In Beijing, Chinese Foreign Ministry spokeswoman Hua Chunying repeated Foreign Minister Wang Yi's proposal last week that North Korea should stop its nuclear and missile tests and South Korea and the United States should stop joint military drills and seek talks instead.
"We welcome all parties, including the United States, to come up with their own proposals," Hua told a daily news briefing. "As long as these proposals are conducive to ameliorating the present tense situation on the Korean peninsula and are beneficial to maintaining regional peace and stability ... China will have an open attitude."
Tillerson made it clear he expected China, North Korea's sole major ally, to do more.
"We will be having discussions with China as to further actions we believe they might consider taking that would be helpful to bringing North Korea to a different attitude about its future need for nuclear weapons," he said.
Tillerson had not previously answered questions from reporters during his six weeks in office, and his comments in Japan were eagerly watched by international observers for indications as to what they meant for the Trump administration's foreign policy.
Japan is seeking clues to Washington's policies both on North Korea and China's increasing military and economic clout while hoping to steer clear of trade rows.
During his stop in Tokyo, Tillerson also held talks with Prime Minister Shinzo Abe and had dinner with Kishida.
U.S. President Donald Trump made it a hallmark of his presidential campaign to call on U.S. allies, including Japan, to pay more for hosting U.S. forces and other elements of American protection.
During the joint news conference with Kishida, Tillerson issued a far gentler version of that message, first underscoring the "long-standing" U.S.-Japanese alliance.
"While the security environment in this region can be challenging, the United States is committed to strengthening our role, and we welcome an increased Japanese commitment to their roles and responsibilities in our alliance," he said.
Tillerson is the second member of Trump's cabinet to visit Japan.

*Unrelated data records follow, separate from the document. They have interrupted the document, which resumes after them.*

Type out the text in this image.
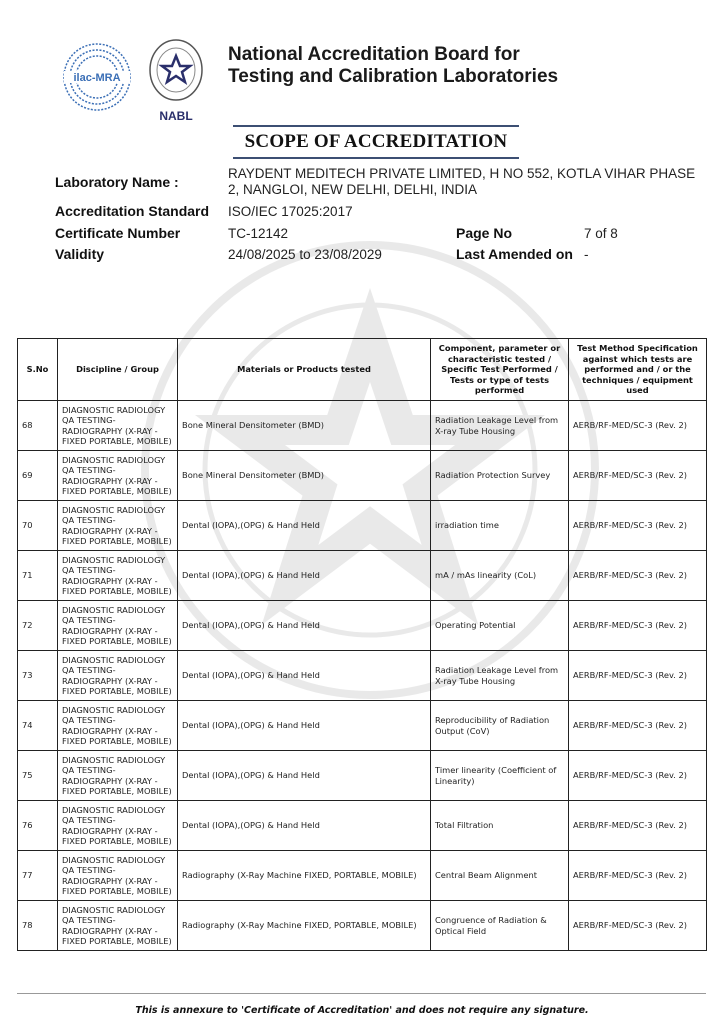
ilac-MRA
NABL
National Accreditation Board for
Testing and Calibration Laboratories
SCOPE OF ACCREDITATION
Laboratory Name :
RAYDENT MEDITECH PRIVATE LIMITED, H NO 552, KOTLA VIHAR PHASE
2, NANGLOI, NEW DELHI, DELHI, INDIA
Accreditation Standard ISO/IEC 17025:2017
Certificate Number	TC-12142	Page No	7 of 8
Validity	24/08/2025 to 23/08/2029	Last Amended on -
S.No	Discipline / Group	Materials or Products tested	Component, parameter or characteristic tested / Specific Test Performed / Tests or type of tests performed	Test Method Specification against which tests are performed and / or the techniques / equipment used
68	DIAGNOSTIC RADIOLOGY QA TESTING- RADIOGRAPHY (X-RAY - FIXED PORTABLE, MOBILE)	Bone Mineral Densitometer (BMD)	Radiation Leakage Level from X-ray Tube Housing	AERB/RF-MED/SC-3 (Rev. 2)
69	DIAGNOSTIC RADIOLOGY QA TESTING- RADIOGRAPHY (X-RAY - FIXED PORTABLE, MOBILE)	Bone Mineral Densitometer (BMD)	Radiation Protection Survey	AERB/RF-MED/SC-3 (Rev. 2)
70	DIAGNOSTIC RADIOLOGY QA TESTING- RADIOGRAPHY (X-RAY - FIXED PORTABLE, MOBILE)	Dental (IOPA),(OPG) & Hand Held	irradiation time	AERB/RF-MED/SC-3 (Rev. 2)
71	DIAGNOSTIC RADIOLOGY QA TESTING- RADIOGRAPHY (X-RAY - FIXED PORTABLE, MOBILE)	Dental (IOPA),(OPG) & Hand Held	mA / mAs linearity (CoL)	AERB/RF-MED/SC-3 (Rev. 2)
72	DIAGNOSTIC RADIOLOGY QA TESTING- RADIOGRAPHY (X-RAY - FIXED PORTABLE, MOBILE)	Dental (IOPA),(OPG) & Hand Held	Operating Potential	AERB/RF-MED/SC-3 (Rev. 2)
73	DIAGNOSTIC RADIOLOGY QA TESTING- RADIOGRAPHY (X-RAY - FIXED PORTABLE, MOBILE)	Dental (IOPA),(OPG) & Hand Held	Radiation Leakage Level from X-ray Tube Housing	AERB/RF-MED/SC-3 (Rev. 2)
74	DIAGNOSTIC RADIOLOGY QA TESTING- RADIOGRAPHY (X-RAY - FIXED PORTABLE, MOBILE)	Dental (IOPA),(OPG) & Hand Held	Reproducibility of Radiation Output (CoV)	AERB/RF-MED/SC-3 (Rev. 2)
75	DIAGNOSTIC RADIOLOGY QA TESTING- RADIOGRAPHY (X-RAY - FIXED PORTABLE, MOBILE)	Dental (IOPA),(OPG) & Hand Held	Timer linearity (Coefficient of Linearity)	AERB/RF-MED/SC-3 (Rev. 2)
76	DIAGNOSTIC RADIOLOGY QA TESTING- RADIOGRAPHY (X-RAY - FIXED PORTABLE, MOBILE)	Dental (IOPA),(OPG) & Hand Held	Total Filtration	AERB/RF-MED/SC-3 (Rev. 2)
77	DIAGNOSTIC RADIOLOGY QA TESTING- RADIOGRAPHY (X-RAY - FIXED PORTABLE, MOBILE)	Radiography (X-Ray Machine FIXED, PORTABLE, MOBILE)	Central Beam Alignment	AERB/RF-MED/SC-3 (Rev. 2)
78	DIAGNOSTIC RADIOLOGY QA TESTING- RADIOGRAPHY (X-RAY - FIXED PORTABLE, MOBILE)	Radiography (X-Ray Machine FIXED, PORTABLE, MOBILE)	Congruence of Radiation & Optical Field	AERB/RF-MED/SC-3 (Rev. 2)
This is annexure to 'Certificate of Accreditation' and does not require any signature.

Defense Secretary Jim Mattis visited last month, and Vice President Mike Pence is due to visit in April, underscoring U.S. concerns surrounding North Korea's missile and nuclear programs. Abe was the first foreign leader who met Trump after his November election win.

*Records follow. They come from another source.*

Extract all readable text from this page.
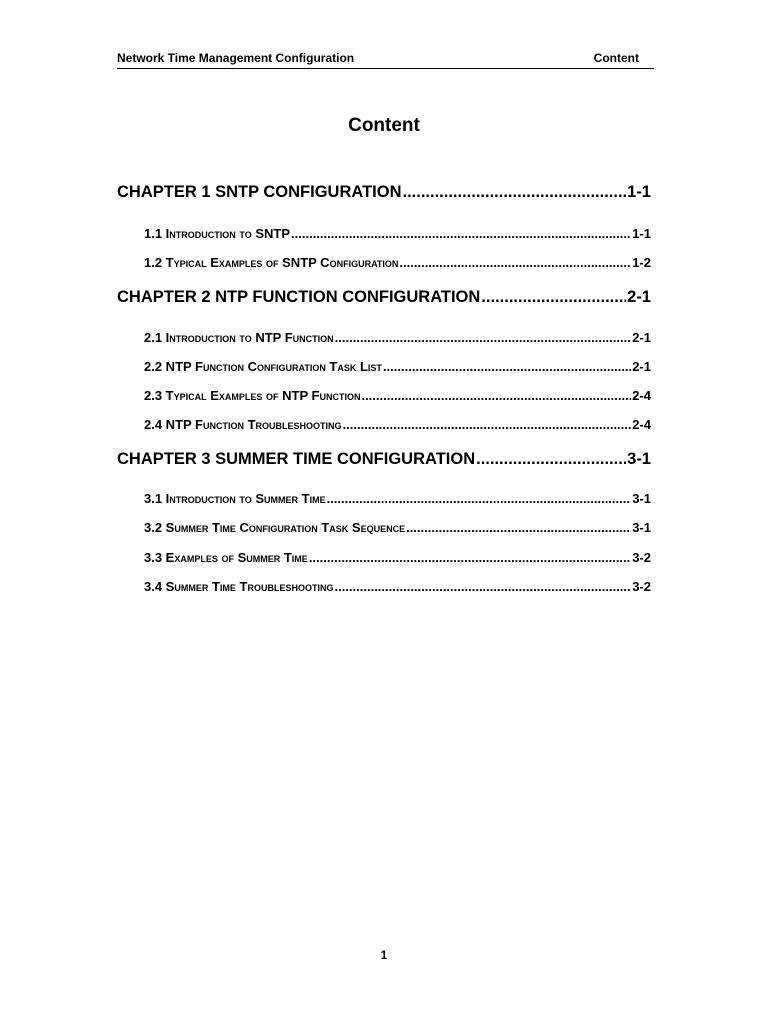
Network Time Management Configuration	Content
Content
CHAPTER 1 SNTP CONFIGURATION .....	1-1
1.1 Introduction to SNTP .....	1-1
1.2 Typical Examples of SNTP Configuration .....	1-2
CHAPTER 2 NTP FUNCTION CONFIGURATION .....	2-1
2.1 Introduction to NTP Function .....	2-1
2.2 NTP Function Configuration Task List .....	2-1
2.3 Typical Examples of NTP Function .....	2-4
2.4 NTP Function Troubleshooting .....	2-4
CHAPTER 3 SUMMER TIME CONFIGURATION .....	3-1
3.1 Introduction to Summer Time .....	3-1
3.2 Summer Time Configuration Task Sequence .....	3-1
3.3 Examples of Summer Time .....	3-2
3.4 Summer Time Troubleshooting .....	3-2
1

North Korea last week launched four more ballistic missiles and is working to develop nuclear-tipped missiles that can reach the United States, in defiance of U.N. Security Council resolutions and sanctions.
Washington has previously said all options, including military, are on the table in its review of policies toward North Korea and Japanese officials are keen to know more details. In the final months of the Obama administration, U.S. officials warned China it would blacklist Chinese companies and banks that do illicit business with North Korea, if Beijing failed to enforce U.N. sanctions against Pyongyang.

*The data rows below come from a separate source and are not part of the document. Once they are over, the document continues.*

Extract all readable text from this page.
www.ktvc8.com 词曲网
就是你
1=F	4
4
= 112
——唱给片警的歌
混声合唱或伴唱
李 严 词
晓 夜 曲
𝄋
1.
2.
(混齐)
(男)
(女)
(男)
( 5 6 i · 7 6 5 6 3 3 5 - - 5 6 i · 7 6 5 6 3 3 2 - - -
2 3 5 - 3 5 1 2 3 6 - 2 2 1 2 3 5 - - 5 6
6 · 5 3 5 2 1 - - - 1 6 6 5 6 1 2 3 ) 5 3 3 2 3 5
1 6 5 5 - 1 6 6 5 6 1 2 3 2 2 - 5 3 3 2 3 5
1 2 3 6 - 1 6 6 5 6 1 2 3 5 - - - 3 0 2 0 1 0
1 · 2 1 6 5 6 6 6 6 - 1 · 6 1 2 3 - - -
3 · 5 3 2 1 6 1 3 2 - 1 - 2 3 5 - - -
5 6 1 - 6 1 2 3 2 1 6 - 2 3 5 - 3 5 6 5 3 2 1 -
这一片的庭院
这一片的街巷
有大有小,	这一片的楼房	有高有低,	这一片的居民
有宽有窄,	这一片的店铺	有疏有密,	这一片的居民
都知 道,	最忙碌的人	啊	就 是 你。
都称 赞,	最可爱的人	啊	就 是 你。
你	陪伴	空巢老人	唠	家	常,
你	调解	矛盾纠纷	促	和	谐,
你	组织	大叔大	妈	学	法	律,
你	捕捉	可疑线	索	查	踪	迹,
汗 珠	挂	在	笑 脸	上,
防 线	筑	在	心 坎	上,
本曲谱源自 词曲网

Tillerson's trip to Asia also comes as the United States has begun deploying the Terminal High Altitude Area Defense (THAAD) missile defense system in South Korea, a move that China strongly objects to because it sees the system's radar as a threat to its security.
Pak Myong Ho, a North Korean embassy official speaking in Beijing on Thursday, said the THAAD deployment "will destroy the balance in Northeast Asia and the Pacific region."
"The radar is not aimed at just us," Pak said. "It is also aiming for China and Russia."
China's assertiveness in the East China Sea, where it has a territorial row with Japan, and the South China Sea, where it has disputes with the Philippines and several other Southeast Asian nations, were also on the agenda during Tillerson's visit.
Tillerson's visit to Tokyo came as Abe's government battles a domestic scandal over a nationalist school. Following weeks of questions in parliament about the affair, support for Abe fell five points to 50 percent, a weekend poll by the Mainichi newspaper showed, off highs hit after he met Trump in Washington last month.